このクイック スタートでは、Java コンポーネントを使用して構成管理、サービス検出、正常性とメトリックを処理するアプリケーションを Azure Container Apps にデプロイする方法について説明します。 この例で使用するサンプル アプリケーションは、マイクロサービス アーキテクチャ パターンを採用した Java PetClinic です。 次の図は、Azure Container Apps 上の PetClinic アプリケーションのアーキテクチャを示しています。
PetClinic アプリケーションには、次の機能が含まれています。
- フロントエンドは、API ゲートウェイ アプリでホストされているスタンドアロンの Node.js Web アプリです。
- API ゲートウェイは、バックエンド サービス アプリに要求をルーティングします。
- バックエンド アプリは Spring Boot を使用して構築されています。
- 各バックエンド アプリでは、永続ストアとして HyperSQL データベースを使用します。
- このアプリは、サービス レジストリ、構成サーバー、管理サーバーなど、Azure Container Apps 上のマネージド Java コンポーネントを使用しています。
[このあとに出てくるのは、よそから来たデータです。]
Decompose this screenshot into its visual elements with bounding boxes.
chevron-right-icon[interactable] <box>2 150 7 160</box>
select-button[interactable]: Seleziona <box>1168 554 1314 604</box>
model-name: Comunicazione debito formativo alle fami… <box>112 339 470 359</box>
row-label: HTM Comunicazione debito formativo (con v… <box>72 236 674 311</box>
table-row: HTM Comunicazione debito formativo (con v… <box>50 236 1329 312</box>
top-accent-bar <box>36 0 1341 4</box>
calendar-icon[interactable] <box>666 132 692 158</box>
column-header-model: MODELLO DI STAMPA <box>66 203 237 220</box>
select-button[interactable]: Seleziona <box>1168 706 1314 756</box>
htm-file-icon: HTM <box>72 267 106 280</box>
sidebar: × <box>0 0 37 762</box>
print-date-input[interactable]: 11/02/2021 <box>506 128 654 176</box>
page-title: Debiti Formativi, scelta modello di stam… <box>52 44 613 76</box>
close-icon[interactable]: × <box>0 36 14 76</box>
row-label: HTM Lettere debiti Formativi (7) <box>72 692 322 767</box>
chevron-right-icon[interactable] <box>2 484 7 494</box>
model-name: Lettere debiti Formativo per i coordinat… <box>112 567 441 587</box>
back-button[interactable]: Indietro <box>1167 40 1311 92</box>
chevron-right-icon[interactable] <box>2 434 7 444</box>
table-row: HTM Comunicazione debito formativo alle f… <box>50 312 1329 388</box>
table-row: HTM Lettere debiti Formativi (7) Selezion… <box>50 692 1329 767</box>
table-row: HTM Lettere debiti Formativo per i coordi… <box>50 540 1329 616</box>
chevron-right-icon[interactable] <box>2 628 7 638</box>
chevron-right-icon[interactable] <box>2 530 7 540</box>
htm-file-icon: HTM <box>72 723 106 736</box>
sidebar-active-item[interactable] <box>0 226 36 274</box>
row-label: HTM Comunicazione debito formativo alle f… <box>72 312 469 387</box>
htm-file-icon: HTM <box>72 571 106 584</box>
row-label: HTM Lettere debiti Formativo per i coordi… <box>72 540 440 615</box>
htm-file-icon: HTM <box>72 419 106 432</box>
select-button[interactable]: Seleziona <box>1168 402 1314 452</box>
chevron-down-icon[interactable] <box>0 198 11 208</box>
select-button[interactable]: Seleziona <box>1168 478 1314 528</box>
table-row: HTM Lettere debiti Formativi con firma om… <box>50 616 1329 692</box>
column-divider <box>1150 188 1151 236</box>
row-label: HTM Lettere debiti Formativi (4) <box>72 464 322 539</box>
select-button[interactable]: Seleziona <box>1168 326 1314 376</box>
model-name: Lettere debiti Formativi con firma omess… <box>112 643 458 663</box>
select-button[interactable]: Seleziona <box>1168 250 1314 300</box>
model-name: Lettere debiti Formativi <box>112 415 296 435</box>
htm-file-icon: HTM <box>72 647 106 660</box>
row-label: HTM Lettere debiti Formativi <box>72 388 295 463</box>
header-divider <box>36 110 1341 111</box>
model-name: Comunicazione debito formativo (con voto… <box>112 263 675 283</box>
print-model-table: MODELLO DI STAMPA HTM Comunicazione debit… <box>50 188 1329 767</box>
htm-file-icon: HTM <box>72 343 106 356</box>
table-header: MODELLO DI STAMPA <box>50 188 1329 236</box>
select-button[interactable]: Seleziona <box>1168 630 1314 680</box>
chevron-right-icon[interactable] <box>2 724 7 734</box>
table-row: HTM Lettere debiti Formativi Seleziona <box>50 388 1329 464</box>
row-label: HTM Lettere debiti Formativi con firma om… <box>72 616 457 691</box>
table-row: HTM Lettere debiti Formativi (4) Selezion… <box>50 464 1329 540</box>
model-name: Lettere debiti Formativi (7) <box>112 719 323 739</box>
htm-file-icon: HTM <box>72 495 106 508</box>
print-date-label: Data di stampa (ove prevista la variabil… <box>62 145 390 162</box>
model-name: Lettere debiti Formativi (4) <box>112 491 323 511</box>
- 構成サーバーは、Git リポジトリからデータを読み取ります。
- Log Analytics ワークスペースは、サーバー データをログに記録します。
このチュートリアルでは、次の作業を行いました。
- 構成サーバー、Eureka サーバー、管理サーバー、および管理コンポーネントを作成する
- 一連のマイクロサービス アプリを作成する
- サーバー コンポーネントをマイクロサービス アプリにバインドする
- アプリのコレクションをデプロイする
- デプロイされたアプリを確認する
この記事を読み終えると、3 つの異なる Java コンポーネントと連携するように構成された、1 つの Web アプリケーションと 3 つのバックエンド アプリケーションをデプロイできるようになります。 その後、Azure portal を使用して各コンポーネントを管理できます。
前提条件
- Azure アカウント: Azure アカウントがない場合は、無料で作成できます。 このクイックスタートを使用するには、Azure サブスクリプションの共同作成者または所有者のアクセス許可が必要です。 詳細については、 Azure portal を使用して Azure ロールを割り当てる方法に関するページを参照してください。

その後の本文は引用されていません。